Model Library

MiniMax Speech 2.6 Turbo now available natively on Together AI

State-of-the-art multilingual TTS with human-level, emotionally aware voices in 40+ languages and real-time latency on dedicated, production-grade infrastructure.

December 23, 2025

By 

Arielle Fidel, Rajas Bansal, Sahil Yadav, Rishabh Bhargava, Sonny Khan

Summary

  • MiniMax Speech 2.6 Turbo on Together AI: Top-ranked on Artificial Analysis Arena, available on dedicated infrastructure only on Together AI
  • Sub-250ms latency, 40-plus languages with streaming inline switching, 10-second voice cloning, automatic emotional awareness
  • Expands elite proprietary TTS models on Together AI alongside Cartesia and Rime models
  • Dedicated GPU endpoints co-located with LLM and STT workloads

Building a real time voice agent usually forces an ugly choice: ship a voice that sounds convincingly human, or ship a voice that responds instantly and holds up in production.
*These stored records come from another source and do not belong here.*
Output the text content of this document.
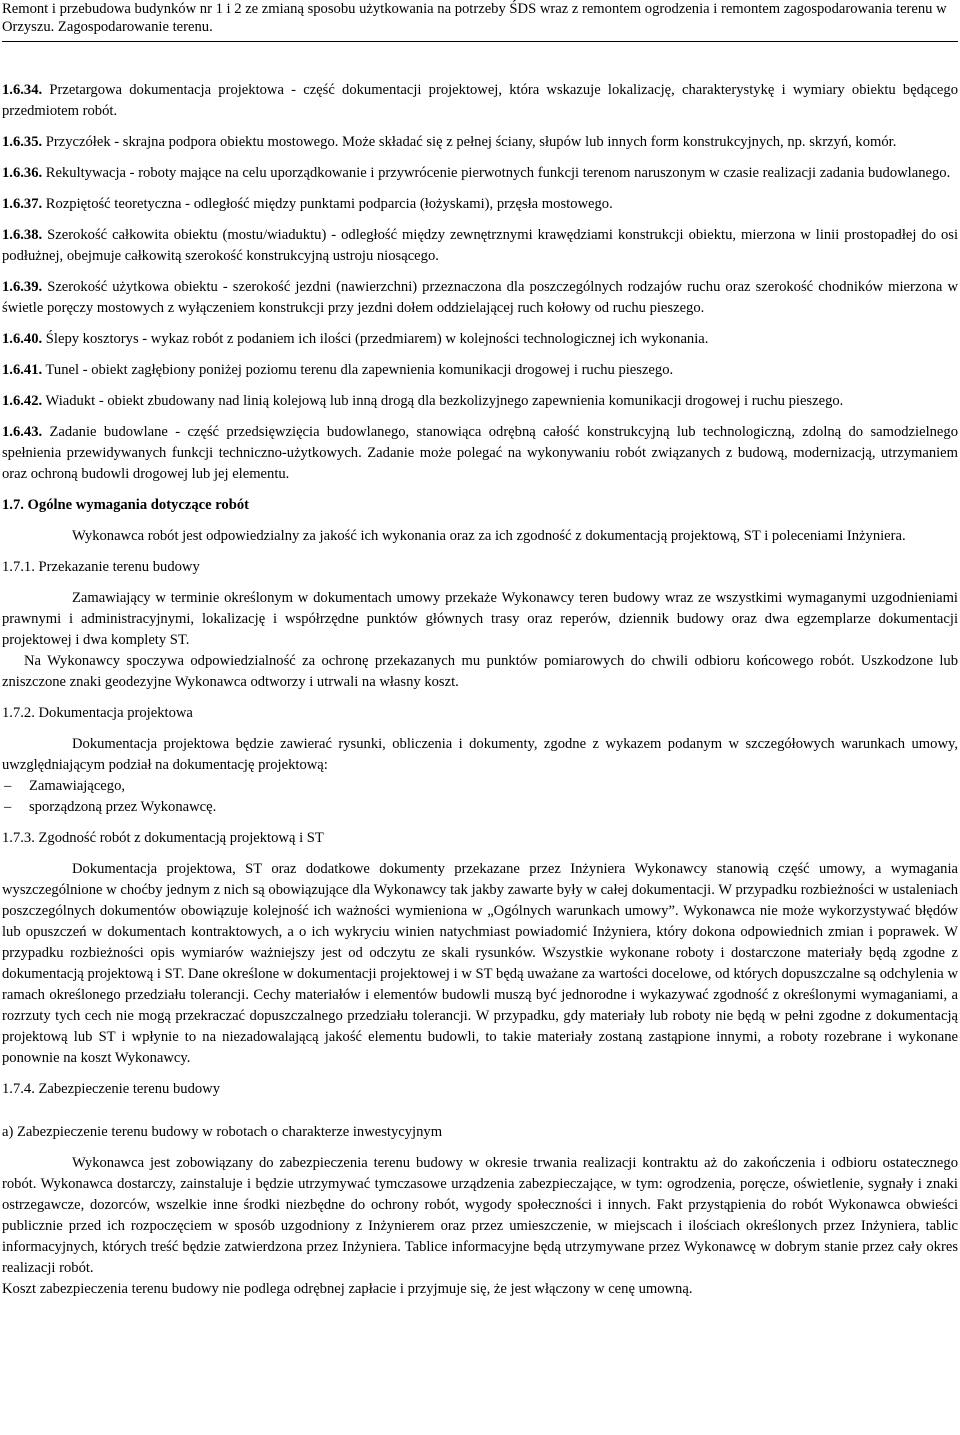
Remont i przebudowa budynków nr 1 i 2 ze zmianą sposobu użytkowania na potrzeby ŚDS wraz z remontem ogrodzenia i remontem zagospodarowania terenu w
Orzyszu. Zagospodarowanie terenu.

1.6.34. Przetargowa dokumentacja projektowa - część dokumentacji projektowej, która wskazuje lokalizację, charakterystykę i wymiary obiektu będącego przedmiotem robót.

1.6.35. Przyczółek - skrajna podpora obiektu mostowego. Może składać się z pełnej ściany, słupów lub innych form konstrukcyjnych, np. skrzyń, komór.

1.6.36. Rekultywacja - roboty mające na celu uporządkowanie i przywrócenie pierwotnych funkcji terenom naruszonym w czasie realizacji zadania budowlanego.

1.6.37. Rozpiętość teoretyczna - odległość między punktami podparcia (łożyskami), przęsła mostowego.

1.6.38. Szerokość całkowita obiektu (mostu/wiaduktu) - odległość między zewnętrznymi krawędziami konstrukcji obiektu, mierzona w linii prostopadłej do osi podłużnej, obejmuje całkowitą szerokość konstrukcyjną ustroju niosącego.

1.6.39. Szerokość użytkowa obiektu - szerokość jezdni (nawierzchni) przeznaczona dla poszczególnych rodzajów ruchu oraz szerokość chodników mierzona w świetle poręczy mostowych z wyłączeniem konstrukcji przy jezdni dołem oddzielającej ruch kołowy od ruchu pieszego.

1.6.40. Ślepy kosztorys - wykaz robót z podaniem ich ilości (przedmiarem) w kolejności technologicznej ich wykonania.

1.6.41. Tunel - obiekt zagłębiony poniżej poziomu terenu dla zapewnienia komunikacji drogowej i ruchu pieszego.

1.6.42. Wiadukt - obiekt zbudowany nad linią kolejową lub inną drogą dla bezkolizyjnego zapewnienia komunikacji drogowej i ruchu pieszego.

1.6.43. Zadanie budowlane - część przedsięwzięcia budowlanego, stanowiąca odrębną całość konstrukcyjną lub technologiczną, zdolną do samodzielnego spełnienia przewidywanych funkcji techniczno-użytkowych. Zadanie może polegać na wykonywaniu robót związanych z budową, modernizacją, utrzymaniem oraz ochroną budowli drogowej lub jej elementu.

1.7. Ogólne wymagania dotyczące robót

Wykonawca robót jest odpowiedzialny za jakość ich wykonania oraz za ich zgodność z dokumentacją projektową, ST i poleceniami Inżyniera.

1.7.1. Przekazanie terenu budowy

Zamawiający w terminie określonym w dokumentach umowy przekaże Wykonawcy teren budowy wraz ze wszystkimi wymaganymi uzgodnieniami prawnymi i administracyjnymi, lokalizację i współrzędne punktów głównych trasy oraz reperów, dziennik budowy oraz dwa egzemplarze dokumentacji projektowej i dwa komplety ST.

Na Wykonawcy spoczywa odpowiedzialność za ochronę przekazanych mu punktów pomiarowych do chwili odbioru końcowego robót. Uszkodzone lub zniszczone znaki geodezyjne Wykonawca odtworzy i utrwali na własny koszt.

1.7.2. Dokumentacja projektowa

Dokumentacja projektowa będzie zawierać rysunki, obliczenia i dokumenty, zgodne z wykazem podanym w szczegółowych warunkach umowy, uwzględniającym podział na dokumentację projektową:

– Zamawiającego,
– sporządzoną przez Wykonawcę.

1.7.3. Zgodność robót z dokumentacją projektową i ST

Dokumentacja projektowa, ST oraz dodatkowe dokumenty przekazane przez Inżyniera Wykonawcy stanowią część umowy, a wymagania wyszczególnione w choćby jednym z nich są obowiązujące dla Wykonawcy tak jakby zawarte były w całej dokumentacji. W przypadku rozbieżności w ustaleniach poszczególnych dokumentów obowiązuje kolejność ich ważności wymieniona w „Ogólnych warunkach umowy”. Wykonawca nie może wykorzystywać błędów lub opuszczeń w dokumentach kontraktowych, a o ich wykryciu winien natychmiast powiadomić Inżyniera, który dokona odpowiednich zmian i poprawek. W przypadku rozbieżności opis wymiarów ważniejszy jest od odczytu ze skali rysunków. Wszystkie wykonane roboty i dostarczone materiały będą zgodne z dokumentacją projektową i ST. Dane określone w dokumentacji projektowej i w ST będą uważane za wartości docelowe, od których dopuszczalne są odchylenia w ramach określonego przedziału tolerancji. Cechy materiałów i elementów budowli muszą być jednorodne i wykazywać zgodność z określonymi wymaganiami, a rozrzuty tych cech nie mogą przekraczać dopuszczalnego przedziału tolerancji. W przypadku, gdy materiały lub roboty nie będą w pełni zgodne z dokumentacją projektową lub ST i wpłynie to na niezadowalającą jakość elementu budowli, to takie materiały zostaną zastąpione innymi, a roboty rozebrane i wykonane ponownie na koszt Wykonawcy.

1.7.4. Zabezpieczenie terenu budowy

a) Zabezpieczenie terenu budowy w robotach o charakterze inwestycyjnym

Wykonawca jest zobowiązany do zabezpieczenia terenu budowy w okresie trwania realizacji kontraktu aż do zakończenia i odbioru ostatecznego robót. Wykonawca dostarczy, zainstaluje i będzie utrzymywać tymczasowe urządzenia zabezpieczające, w tym: ogrodzenia, poręcze, oświetlenie, sygnały i znaki ostrzegawcze, dozorców, wszelkie inne środki niezbędne do ochrony robót, wygody społeczności i innych. Fakt przystąpienia do robót Wykonawca obwieści publicznie przed ich rozpoczęciem w sposób uzgodniony z Inżynierem oraz przez umieszczenie, w miejscach i ilościach określonych przez Inżyniera, tablic informacyjnych, których treść będzie zatwierdzona przez Inżyniera. Tablice informacyjne będą utrzymywane przez Wykonawcę w dobrym stanie przez cały okres realizacji robót.

Koszt zabezpieczenia terenu budowy nie podlega odrębnej zapłacie i przyjmuje się, że jest włączony w cenę umowną.
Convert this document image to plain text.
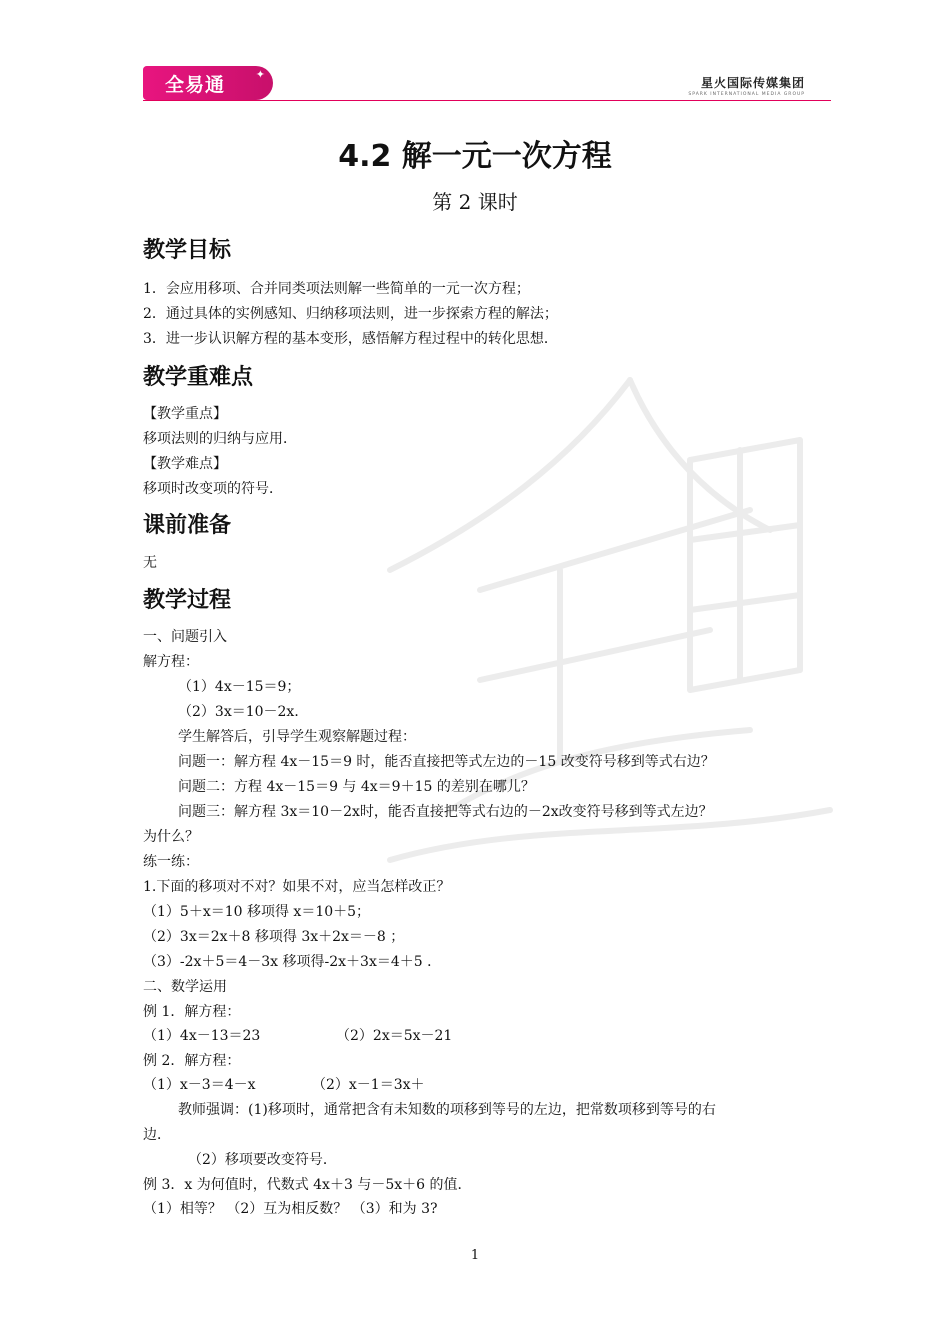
全易通	✦
星火国际传媒集团
SPARK INTERNATIONAL MEDIA GROUP
4.2 解一元一次方程
第 2 课时
教学目标
1．会应用移项、合并同类项法则解一些简单的一元一次方程；
2．通过具体的实例感知、归纳移项法则，进一步探索方程的解法；
3．进一步认识解方程的基本变形，感悟解方程过程中的转化思想．
教学重难点
【教学重点】
移项法则的归纳与应用．
【教学难点】
移项时改变项的符号．
课前准备
无
教学过程
一、问题引入
解方程：
（1）4x－15＝9；
（2）3x＝10－2x．
学生解答后，引导学生观察解题过程：
问题一：解方程 4x－15＝9 时，能否直接把等式左边的－15 改变符号移到等式右边？
问题二：方程 4x－15＝9 与 4x＝9＋15 的差别在哪儿？
问题三：解方程 3x＝10－2x时，能否直接把等式右边的－2x改变符号移到等式左边？
为什么？
练一练：
1.下面的移项对不对？如果不对，应当怎样改正？
（1）5＋x＝10 移项得 x＝10＋5；
（2）3x＝2x＋8 移项得 3x＋2x＝－8 ；
（3）-2x＋5＝4－3x 移项得-2x＋3x＝4＋5 ．
二、数学运用
例 1．解方程：
（1）4x－13＝23	（2）2x＝5x－21
例 2．解方程：
（1）x－3＝4－x	（2）x－1＝3x＋
教师强调：(1)移项时，通常把含有未知数的项移到等号的左边，把常数项移到等号的右
边．
（2）移项要改变符号．
例 3．x 为何值时，代数式 4x＋3 与－5x＋6 的值．
（1）相等？ （2）互为相反数？ （3）和为 3?
1
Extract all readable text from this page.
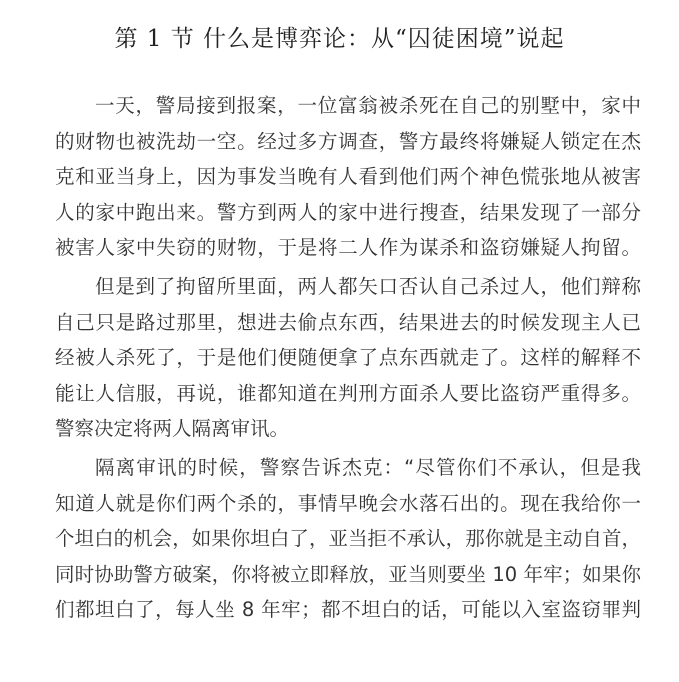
第 1 节 什么是博弈论：从“囚徒困境”说起
一天，警局接到报案，一位富翁被杀死在自己的别墅中，家中
的财物也被洗劫一空。经过多方调查，警方最终将嫌疑人锁定在杰
克和亚当身上，因为事发当晚有人看到他们两个神色慌张地从被害
人的家中跑出来。警方到两人的家中进行搜查，结果发现了一部分
被害人家中失窃的财物，于是将二人作为谋杀和盗窃嫌疑人拘留。
但是到了拘留所里面，两人都矢口否认自己杀过人，他们辩称
自己只是路过那里，想进去偷点东西，结果进去的时候发现主人已
经被人杀死了，于是他们便随便拿了点东西就走了。这样的解释不
能让人信服，再说，谁都知道在判刑方面杀人要比盗窃严重得多。
警察决定将两人隔离审讯。
隔离审讯的时候，警察告诉杰克：“尽管你们不承认，但是我
知道人就是你们两个杀的，事情早晚会水落石出的。现在我给你一
个坦白的机会，如果你坦白了，亚当拒不承认，那你就是主动自首，
同时协助警方破案，你将被立即释放，亚当则要坐 10 年牢；如果你
们都坦白了，每人坐 8 年牢；都不坦白的话，可能以入室盗窃罪判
Most teams split the difference with a patchwork of providers: one for showcase experiences, another for low latency turns, and others for cloning or global language coverage. Over time that patchwork becomes the product. Behavior diverges by market, latency and quality drift, and “upgrade the voice” turns into a cross vendor infrastructure project instead of a product decision.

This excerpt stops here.